My son eats three foods. And this is making me insane.

Okay, maybe a little more than three. Here’s the list. Anyone who’s not a parent is signing off right abouuut… now, so without shame I can show the rest of you…

Everything My Son Will Ingest:

Milk and soy milk






American cheese

Macaroni and cheese

Ricotta cheese with pasta (but only certain shapes, and those rules change all the time)

Ravioli (sometimes, and you will never know when



Hummus (when he’s feeling generous)

All forms of pudding

Ice cream (duh), cookies (dar)

And that’s it! And don’t think I’m forgetting something. “Surely pizza!” you might say, but no, not pizza. “What about bagels? Every kid loves bagels!” Not my kid. Shut up.

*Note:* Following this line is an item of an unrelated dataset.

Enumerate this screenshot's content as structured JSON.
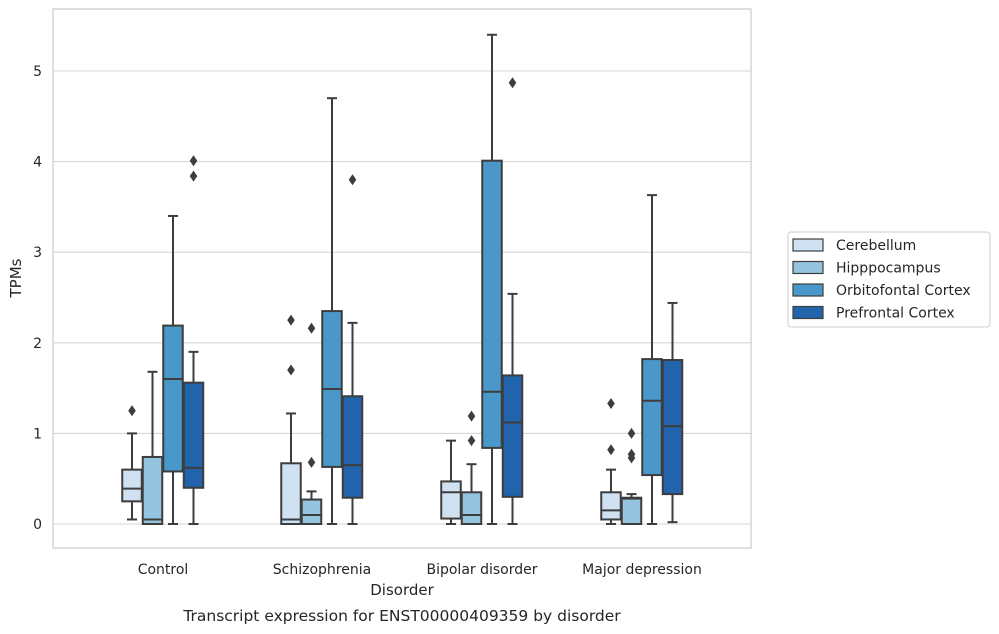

I know this is a control thing. I know if I make a big deal, or any kind of deal, over this, it’s only going to get worse. I know many kids go through this. I know he’ll grow out of it, someday, maybe. But right now it makes me nuts at just about every meal. Okay, not breakfast. Breakfast is okay. And for lunch, I’ve just given up—I hand him his two containers of yogurt and I lie down on the ground until he calls for me. So really it’s just dinner.

Last year at Thanksgiving I broke down in tears because he wouldn’t consider a single food. Not a cranberry, not a single chunk of yam. Turkey? HAHAHAHAHA. At some point during his second year he fixated on macaroni and cheese as the Ideal Dinner, and this festive evening was no different. So my sister said, “Just give him macaroni and cheese every night. He’ll get sick of it.”


So here we are, over one year later. Every night, either Annie or Amy provides him with his dinner. (I have tried making it myself, but homemade macaroni and cheese was deemed the worst crime any mother could commit.) For a while he would enjoy peas or green beans with it, but no more will he even tolerate the sight of the green horrors. Such an atrocity cannot even remain on his plate.

And fruit! Oh, how he used to love fruit! Clementines and mango and bananas and apples and everything else! Kid liked fruit!

Even a few weeks ago, he would request apples and bananas. Request them! No more. These days, fruit is of the devil. Fruit will not be tolerated. Don’t even think about it, with the fruit. Except blueberries, which are currently $45 a pint. I’m not buying them. Or applesauce, and is that even really a fruit? When a fruit has been sauced, may we still call it fruit?

His pediatrician recommended that we cease commenting on his eating, but that we also make sure that we’re eating well in his presence. Somehow being around a variety of foods, even if he’s not ingesting them, will have an effect. But I do! I do that! She also stressed the importance of the family dinner, and we can’t seem to manage that because my husband for some reason can’t come home at a reasonable hour even when he leaves home early and that’s an entirely different topic that’s making me want to cry every day, but as for me, I eat so well! (At least as far as he knows).

He’ll watch me eating, he’ll cook with me, he’ll smell the food we’re cooking or I’m eating and he’ll exclaim over the wonderfulness of the smells, and like a fool I begin to hope. I let myself believe that maybe he’s interested, that maybe he wants to (I can barely write it) taste something.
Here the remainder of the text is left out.